8. Throughout her life, Maria always wanted a beautiful icon of the Virgin Mary above her bed. Towards the end of her life, a friend of hers, Vasso Devetzi, gifted her with such an icon from Russia. Immediately she placed it over her bed, where it was kept till the day she died.

9. She did not attend church services, but she believed very much in the candle. Whenever she wanted someone who was Greek Orthodox to pray for her, she would request: "Please light a candle for me."

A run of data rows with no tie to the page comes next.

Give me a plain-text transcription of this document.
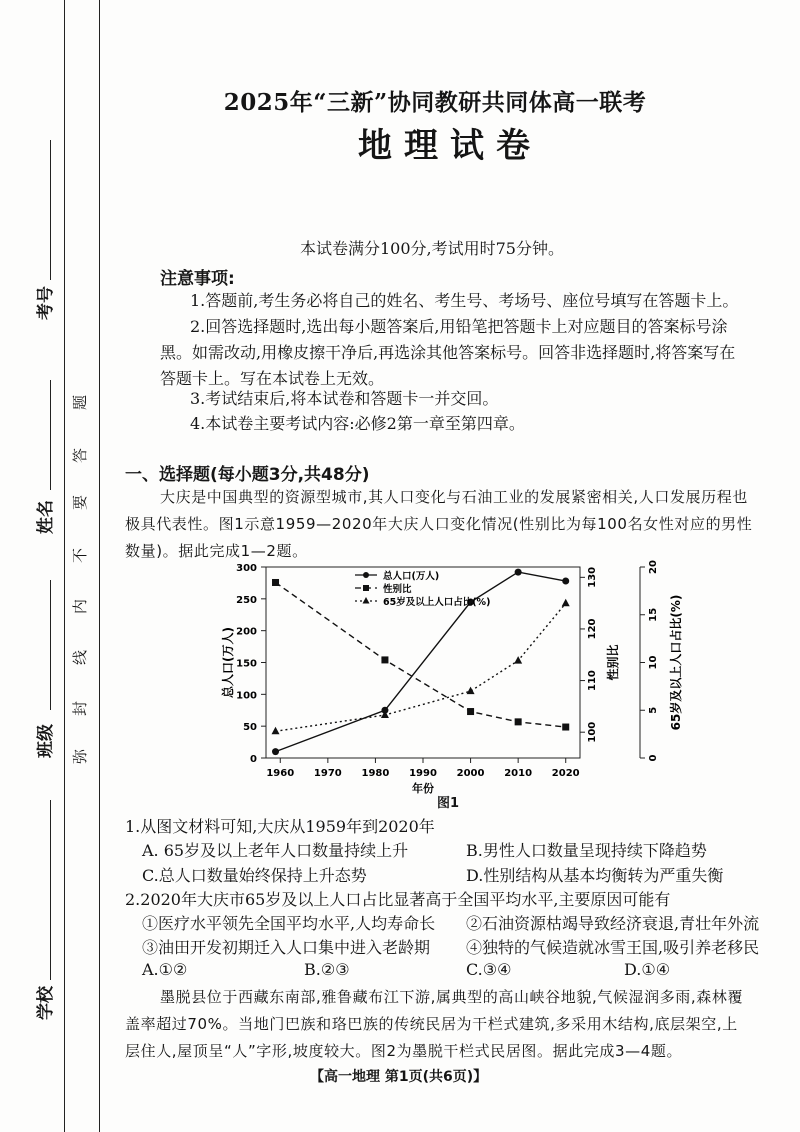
考号
姓名
班级
学校
题
答
要
不
内
线
封
弥
2025年“三新”协同教研共同体高一联考
地理试卷
本试卷满分100分,考试用时75分钟。
注意事项:
1.答题前,考生务必将自己的姓名、考生号、考场号、座位号填写在答题卡上。
2.回答选择题时,选出每小题答案后,用铅笔把答题卡上对应题目的答案标号涂
黑。如需改动,用橡皮擦干净后,再选涂其他答案标号。回答非选择题时,将答案写在
答题卡上。写在本试卷上无效。
3.考试结束后,将本试卷和答题卡一并交回。
4.本试卷主要考试内容:必修2第一章至第四章。
一、选择题(每小题3分,共48分)
大庆是中国典型的资源型城市,其人口变化与石油工业的发展紧密相关,人口发展历程也
极具代表性。图1示意1959—2020年大庆人口变化情况(性别比为每100名女性对应的男性
数量)。据此完成1—2题。
1960 1970 1980 1990 2000 2010 2020
年份
0
50
100
150
200
250
300
总人口(万人)
100
110
120
130
性别比
0
5
10
15
20
65岁及以上人口占比(%)
总人口(万人)
性别比
65岁及以上人口占比(%)
图1
1.从图文材料可知,大庆从1959年到2020年
A. 65岁及以上老年人口数量持续上升	B.男性人口数量呈现持续下降趋势
C.总人口数量始终保持上升态势	D.性别结构从基本均衡转为严重失衡
2.2020年大庆市65岁及以上人口占比显著高于全国平均水平,主要原因可能有
①医疗水平领先全国平均水平,人均寿命长 ②石油资源枯竭导致经济衰退,青壮年外流
③油田开发初期迁入人口集中进入老龄期 ④独特的气候造就冰雪王国,吸引养老移民
A.①②	B.②③	C.③④	D.①④
墨脱县位于西藏东南部,雅鲁藏布江下游,属典型的高山峡谷地貌,气候湿润多雨,森林覆
盖率超过70%。当地门巴族和珞巴族的传统民居为干栏式建筑,多采用木结构,底层架空,上
层住人,屋顶呈“人”字形,坡度较大。图2为墨脱干栏式民居图。据此完成3—4题。
【高一地理 第1页(共6页)】
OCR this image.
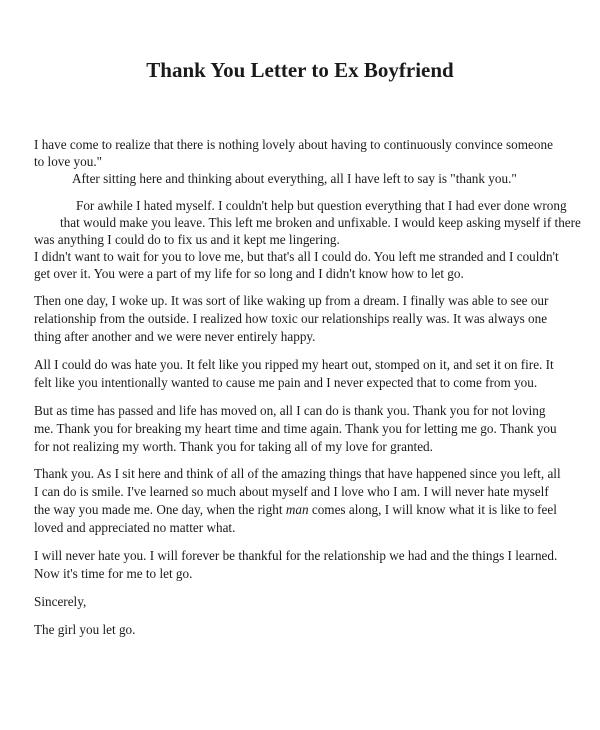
Thank You Letter to Ex Boyfriend
I have come to realize that there is nothing lovely about having to continuously convince someone
to love you."
After sitting here and thinking about everything, all I have left to say is "thank you."
For awhile I hated myself. I couldn't help but question everything that I had ever done wrong
that would make you leave. This left me broken and unfixable. I would keep asking myself if there
was anything I could do to fix us and it kept me lingering.
I didn't want to wait for you to love me, but that's all I could do. You left me stranded and I couldn't
get over it. You were a part of my life for so long and I didn't know how to let go.
Then one day, I woke up. It was sort of like waking up from a dream. I finally was able to see our
relationship from the outside. I realized how toxic our relationships really was. It was always one
thing after another and we were never entirely happy.
All I could do was hate you. It felt like you ripped my heart out, stomped on it, and set it on fire. It
felt like you intentionally wanted to cause me pain and I never expected that to come from you.
But as time has passed and life has moved on, all I can do is thank you. Thank you for not loving
me. Thank you for breaking my heart time and time again. Thank you for letting me go. Thank you
for not realizing my worth. Thank you for taking all of my love for granted.
Thank you. As I sit here and think of all of the amazing things that have happened since you left, all
I can do is smile. I've learned so much about myself and I love who I am. I will never hate myself
the way you made me. One day, when the right man comes along, I will know what it is like to feel
loved and appreciated no matter what.
I will never hate you. I will forever be thankful for the relationship we had and the things I learned.
Now it's time for me to let go.
Sincerely,
The girl you let go.
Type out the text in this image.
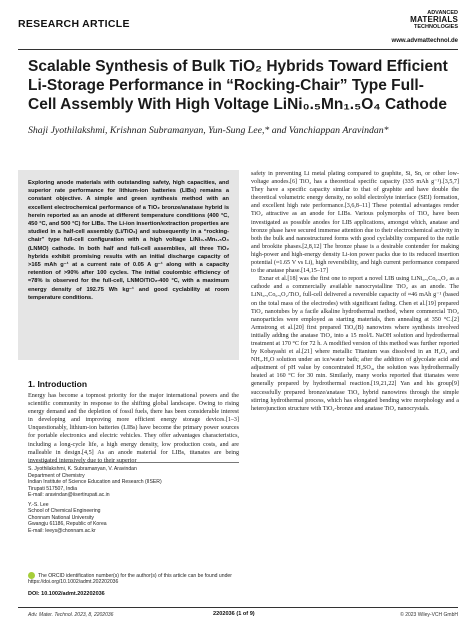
RESEARCH ARTICLE
ADVANCED
MATERIALS
TECHNOLOGIES
www.advmattechnol.de
Scalable Synthesis of Bulk TiO₂ Hybrids Toward Efficient Li-Storage Performance in “Rocking-Chair” Type Full-Cell Assembly With High Voltage LiNi₀.₅Mn₁.₅O₄ Cathode
Shaji Jyothilakshmi, Krishnan Subramanyan, Yun-Sung Lee,* and Vanchiappan Aravindan*

Exploring anode materials with outstanding safety, high capacities, and superior rate performance for lithium-ion batteries (LIBs) remains a constant objective. A simple and green synthesis method with an excellent electrochemical performance of a TiO₂ bronze/anatase hybrid is herein reported as an anode at different temperature conditions (400 °C, 450 °C, and 500 °C) for LIBs. The Li-ion insertion/extraction properties are studied in a half-cell assembly (Li/TiO₂) and subsequently in a “rocking-chair” type full-cell configuration with a high voltage LiNi₀.₅Mn₁.₅O₄ (LNMO) cathode. In both half and full-cell assemblies, all three TiO₂ hybrids exhibit promising results with an initial discharge capacity of >165 mAh g⁻¹ at a current rate of 0.05 A g⁻¹ along with a capacity retention of >90% after 100 cycles. The initial coulombic efficiency of ≈78% is observed for the full-cell, LNMO/TiO₂-400 °C, with a maximum energy density of 192.75 Wh kg⁻¹ and good cyclability at room temperature conditions.

safety in preventing Li metal plating compared to graphite, Si, Sn, or other low-voltage anodes.[6] TiO₂ has a theoretical specific capacity (335 mAh g⁻¹).[3,5,7] They have a specific capacity similar to that of graphite and have double the theoretical volumetric energy density, no solid electrolyte interface (SEI) formation, and excellent high rate performance.[3,6,8–11] These potential advantages render TiO₂ attractive as an anode for LIBs. Various polymorphs of TiO₂ have been investigated as possible anodes for LIB applications, amongst which, anatase and bronze phase have secured immense attention due to their electrochemical activity in both the bulk and nanostructured forms with good cyclability compared to the rutile and brookite phases.[2,8,12] The bronze phase is a desirable contender for making high-power and high-energy density Li-ion power packs due to its reduced insertion potential (≈1.65 V vs Li), high reversibility, and high current performance compared to the anatase phase.[14,15–17]

Exnar et al.[18] was the first one to report a novel LIB using LiNi₀.₅Co₀.₅O₂ as a cathode and a commercially available nanocrystalline TiO₂ as an anode. The LiNi₀.₅Co₀.₅O₂/TiO₂ full-cell delivered a reversible capacity of ≈46 mAh g⁻¹ (based on the total mass of the electrodes) with significant fading. Chen et al.[19] prepared TiO₂ nanotubes by a facile alkaline hydrothermal method, where commercial TiO₂ nanoparticles were employed as starting materials, then annealing at 350 °C.[2] Armstrong et al.[20] first prepared TiO₂(B) nanowires where synthesis involved initially adding the anatase TiO₂ into a 15 mol/L NaOH solution and hydrothermal treatment at 170 °C for 72 h. A modified version of this method was further reported by Kobayashi et al.[21] where metallic Titanium was dissolved in an H₂O₂ and NH₃.H₂O solution under an ice/water bath; after the addition of glycolate acid and adjustment of pH value by concentrated H₂SO₄, the solution was hydrothermally heated at 160 °C for 30 min. Similarly, many works reported that titanates were generally prepared by hydrothermal reaction.[19,21,22] Yan and his group[9] successfully prepared bronze/anatase TiO₂ hybrid nanowires through the simple stirring hydrothermal process, which has elongated bending wire morphology and a heterojunction structure with TiO₂-bronze and anatase TiO₂ nanocrystals.

1. Introduction
Energy has become a topmost priority for the major international powers and the scientific community in response to the shifting global landscape. Owing to rising energy demand and the depletion of fossil fuels, there has been considerable interest in developing and improving more efficient energy storage devices.[1–3] Unquestionably, lithium-ion batteries (LIBs) have become the primary power sources for portable electronics and electric vehicles. They offer advantages characteristics, including a long-cycle life, a high energy density, low production costs, and are malleable in design.[4,5] As an anode material for LIBs, titanates are being investigated intensively due to their superior
S. Jyothilakshmi, K. Subramanyan, V. Aravindan
Department of Chemistry
Indian Institute of Science Education and Research (IISER)
Tirupati 517507, India
E-mail: aravindan@iisertirupati.ac.in
Y.-S. Lee
School of Chemical Engineering
Chonnam National University
Gwangju 61186, Republic of Korea
E-mail: leeys@chonnam.ac.kr
The ORCID identification number(s) for the author(s) of this article can be found under https://doi.org/10.1002/admt.202202036
DOI: 10.1002/admt.202202036
Adv. Mater. Technol. 2023, 8, 2202036	2202036 (1 of 9)	© 2023 Wiley-VCH GmbH
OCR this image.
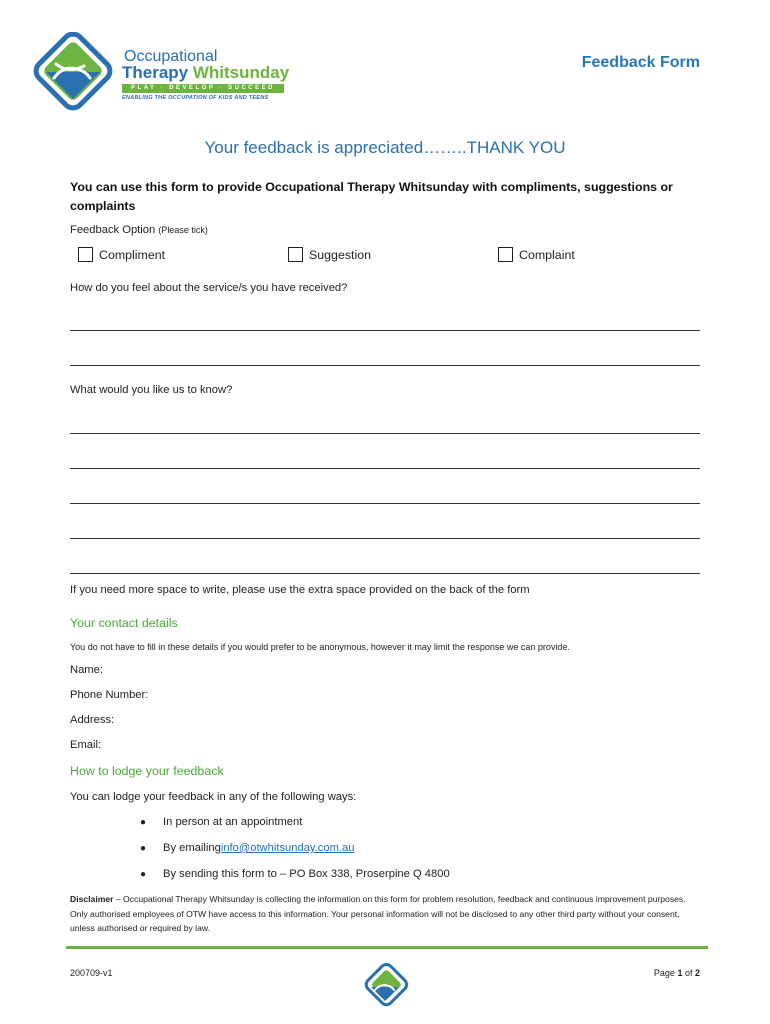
Occupational
Therapy Whitsunday
PLAY · DEVELOP · SUCCEED
ENABLING THE OCCUPATION OF KIDS AND TEENS
Feedback Form
Your feedback is appreciated……..THANK YOU
You can use this form to provide Occupational Therapy Whitsunday with compliments, suggestions or complaints
Feedback Option (Please tick)
Compliment	Suggestion	Complaint
How do you feel about the service/s you have received?
What would you like us to know?
If you need more space to write, please use the extra space provided on the back of the form
Your contact details
You do not have to fill in these details if you would prefer to be anonymous, however it may limit the response we can provide.
Name:
Phone Number:
Address:
Email:
How to lodge your feedback
You can lodge your feedback in any of the following ways:
●	In person at an appointment
●	By emailing info@otwhitsunday.com.au
●	By sending this form to – PO Box 338, Proserpine Q 4800
Disclaimer – Occupational Therapy Whitsunday is collecting the information on this form for problem resolution, feedback and continuous improvement purposes. Only authorised employees of OTW have access to this information. Your personal information will not be disclosed to any other third party without your consent, unless authorised or required by law.
200709-v1	Page 1 of 2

10. Her last venture from her Paris home was to Onassis' Greek island grave where she spent hours on her knees praying. Onassis had died in 1975. Before returning to Paris, she stayed outside Mount Athos at Ouranoupolis with a friend for three days. No doubt she reminisced about the time she had anchored there eighteen years prior, a day that altered the course of her life. About Mount Athos she would comment to her friend Vasso Devetzi: "It is entirely for men. We women are only good for being beaten. Let us dress like men and go to their Mountain."

11. On September 16, 1977, at the age of 53, Maria Callas was found dead in her bed. The official story was that she died of a heart attack, perhaps due to the medication she was taking, or perhaps of a broken heart. A funeral service was held at Saint Stephen's Greek Orthodox Cathedral on rue Georges-Bizet, Paris on September 20, 1977. Maria had not been cremated at the time of her funeral, which would have been prohibited by the Orthodox Church. She was cremated afterwards at the Père Lachaise Cemetery and her ashes were placed in the columbarium there. After being stolen and later recovered, they were scattered over the Aegean Sea, off the coast of Greece, according to her wish, in the spring of 1979.

12. Some Greeks today bring up Maria Callas as an example when they request to be cremated by the Church, but the response is that Maria Callas is not an example to be followed in this instance.